Ich wusste sofort, dass sie was Besonderes war. Ich frag sie, ob ich sie fotografieren darf, sag ihr, alles ist koscher, keine Hintergedanken, und sie war einverstanden. Klick! Fünf Filme in null Komma nichts. Kaum sind wir fertig, zieht sie ihre Klamotten wieder an und geht zur Tür. ›Was ist mit deinem Geld?‹, frag ich sie. ›Schick es mir‹, sagt sie und schon ist sie die Treppe runter und weg.«
»Also hast du ihre Adresse?«, fragte ich und versuchte, mein Interesse aus meiner Stimme herauszuhalten.
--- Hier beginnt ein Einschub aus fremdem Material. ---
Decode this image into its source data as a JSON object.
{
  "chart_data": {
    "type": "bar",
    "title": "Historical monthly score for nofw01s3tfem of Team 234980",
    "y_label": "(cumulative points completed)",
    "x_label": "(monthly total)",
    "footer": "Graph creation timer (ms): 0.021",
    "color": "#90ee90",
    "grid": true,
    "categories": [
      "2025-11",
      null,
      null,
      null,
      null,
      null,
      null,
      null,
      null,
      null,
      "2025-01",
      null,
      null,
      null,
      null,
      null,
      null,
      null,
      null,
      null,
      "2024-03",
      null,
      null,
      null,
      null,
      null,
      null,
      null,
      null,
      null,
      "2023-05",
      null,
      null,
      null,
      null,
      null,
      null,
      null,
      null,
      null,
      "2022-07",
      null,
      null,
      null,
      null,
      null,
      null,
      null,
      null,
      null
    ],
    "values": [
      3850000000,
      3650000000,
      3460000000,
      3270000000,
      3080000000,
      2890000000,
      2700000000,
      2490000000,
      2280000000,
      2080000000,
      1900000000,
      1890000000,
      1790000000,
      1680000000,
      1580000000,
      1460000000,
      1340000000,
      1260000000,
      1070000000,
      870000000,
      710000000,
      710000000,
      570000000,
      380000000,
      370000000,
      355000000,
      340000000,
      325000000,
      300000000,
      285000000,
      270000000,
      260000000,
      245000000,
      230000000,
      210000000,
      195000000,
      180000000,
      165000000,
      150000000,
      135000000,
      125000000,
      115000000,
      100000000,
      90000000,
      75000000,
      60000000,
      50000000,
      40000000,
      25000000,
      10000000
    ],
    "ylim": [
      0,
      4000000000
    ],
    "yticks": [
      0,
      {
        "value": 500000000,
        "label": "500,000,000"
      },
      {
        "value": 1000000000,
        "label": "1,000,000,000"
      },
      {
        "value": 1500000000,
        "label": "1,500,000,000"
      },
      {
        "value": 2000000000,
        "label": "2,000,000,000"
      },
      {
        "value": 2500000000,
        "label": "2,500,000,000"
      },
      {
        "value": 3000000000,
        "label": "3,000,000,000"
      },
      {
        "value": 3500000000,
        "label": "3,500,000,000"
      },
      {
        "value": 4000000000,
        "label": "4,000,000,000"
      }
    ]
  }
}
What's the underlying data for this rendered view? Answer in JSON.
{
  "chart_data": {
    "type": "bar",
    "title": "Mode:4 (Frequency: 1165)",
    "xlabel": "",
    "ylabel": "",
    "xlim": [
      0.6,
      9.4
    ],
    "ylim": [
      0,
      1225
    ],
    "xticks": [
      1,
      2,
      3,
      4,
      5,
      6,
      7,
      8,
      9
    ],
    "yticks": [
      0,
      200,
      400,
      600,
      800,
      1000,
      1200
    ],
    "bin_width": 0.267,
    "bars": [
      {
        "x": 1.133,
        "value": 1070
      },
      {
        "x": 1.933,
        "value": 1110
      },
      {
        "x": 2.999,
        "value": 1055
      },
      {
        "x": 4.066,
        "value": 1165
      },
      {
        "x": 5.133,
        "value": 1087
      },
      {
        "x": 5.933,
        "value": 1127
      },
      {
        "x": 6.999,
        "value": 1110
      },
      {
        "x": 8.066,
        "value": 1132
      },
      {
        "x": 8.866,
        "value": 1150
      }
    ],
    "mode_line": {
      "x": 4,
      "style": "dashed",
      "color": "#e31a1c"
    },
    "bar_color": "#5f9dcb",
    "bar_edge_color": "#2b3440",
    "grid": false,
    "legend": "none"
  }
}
»Nein. Verdammter Mist. Ich hab das Geld beiseite gelegt, weil ich irgendwie hoffe, sie kommt noch mal wieder.«
Ich entsinne mich, dass mir außer meiner Enttäuschung die Frage in den Sinn kam, ob sein Cockney-Akzent echt oder eine Masche war.
»Aber worauf ich hinauswollte, war das: Als die Bilder zurückkamen, da wusste ich … na ja, was Titten und Ärsche anging, nein, was das Fotografieren von Frauen überhaupt anging, hatte ich alles geseh’n und erlebt. Sie war die Weiblichkeit, verstehst du? Und ich hatte sie fotografiert. Nein, nein, ich hol dir noch einen. Meine Runde. Bloody Mary, stimmt’s? Ich muss sagen, ich freu mich auf unsere zukünftige Zusammenarbeit …«
Es gab keine zukünftige Zusammenarbeit.
Die Agentur wurde von einer größeren, etablierteren Firma geschluckt, die unsere Umsätze wollte. Unsere Initialen wurden den ihren einverleibt und sie behielten ein paar von den guten Textern, aber der Rest von uns landete auf der Straße.
Ich ging zurück in meine Wohnung und wartete darauf, dass die Jobangebote zu strömen begannen, doch es tat sich nichts; aber eines Abends spät fing der Freund von der Freundin eines Freundes mich in einem Club an zu bequatschen (auf der Bühne spielte ein Typ, von dem ich nie gehört hatte. Sein Name war David Bowie. Er war wie ein Astronaut aufgemacht und der Rest seiner Band trug silberne Cowboyklamotten. Ich hörte nicht hin.) und ehe ich wusste, wie mir geschah, managte ich meine eigene Rockband, die Diamonds of Flame. Wenn du nicht zufällig Anfang der Siebziger in der Londoner Clubszene zu Hause warst, hast du nie von der Band gehört, aber sie war wirklich gut. Puristisch und lyrisch. Fünf Typen. Zwei von ihnen spielen heute in weltberühmten Supergruppen. Einer ist Klempner in Walsall; er schickt mir immer noch Weihnachtskarten. Die anderen beiden sind seit fünfzehn Jahren tot – anonyme Drogentote. Sie starben beide innerhalb einer Woche und die Band zerbrach daran.
Ich zerbrach um ein Haar auch daran. Ich stieg aus, wollte so weit weg von der Großstadt und diesem Leben wie nur möglich. Ich kaufte eine kleine Farm in Wales. Und da war ich glücklich mit meinen Schafen und Ziegen und Kohlköpfen. Ohne Penthouse und sie wäre ich wohl heute noch dort.
Ich habe keine Ahnung, woher es kam. Eines Morgens kam ich nach draußen und fand eine Zeitschrift im Hof. Sie lag mit dem Titelblatt nach unten im Morast. Die Ausgabe war fast ein Jahr alt. Charlotte war ohne Make-up und in einer anscheinend sehr exklusiven Wohnung abgelichtet. Zum ersten Mal konnte ich ihre Schamhaare sehen oder hätte sie sehen können, wäre das Foto nicht künstlich verschwommen, ein ganz klein wenig unscharf gewesen. Es sah aus, als käme sie aus dem Nebel.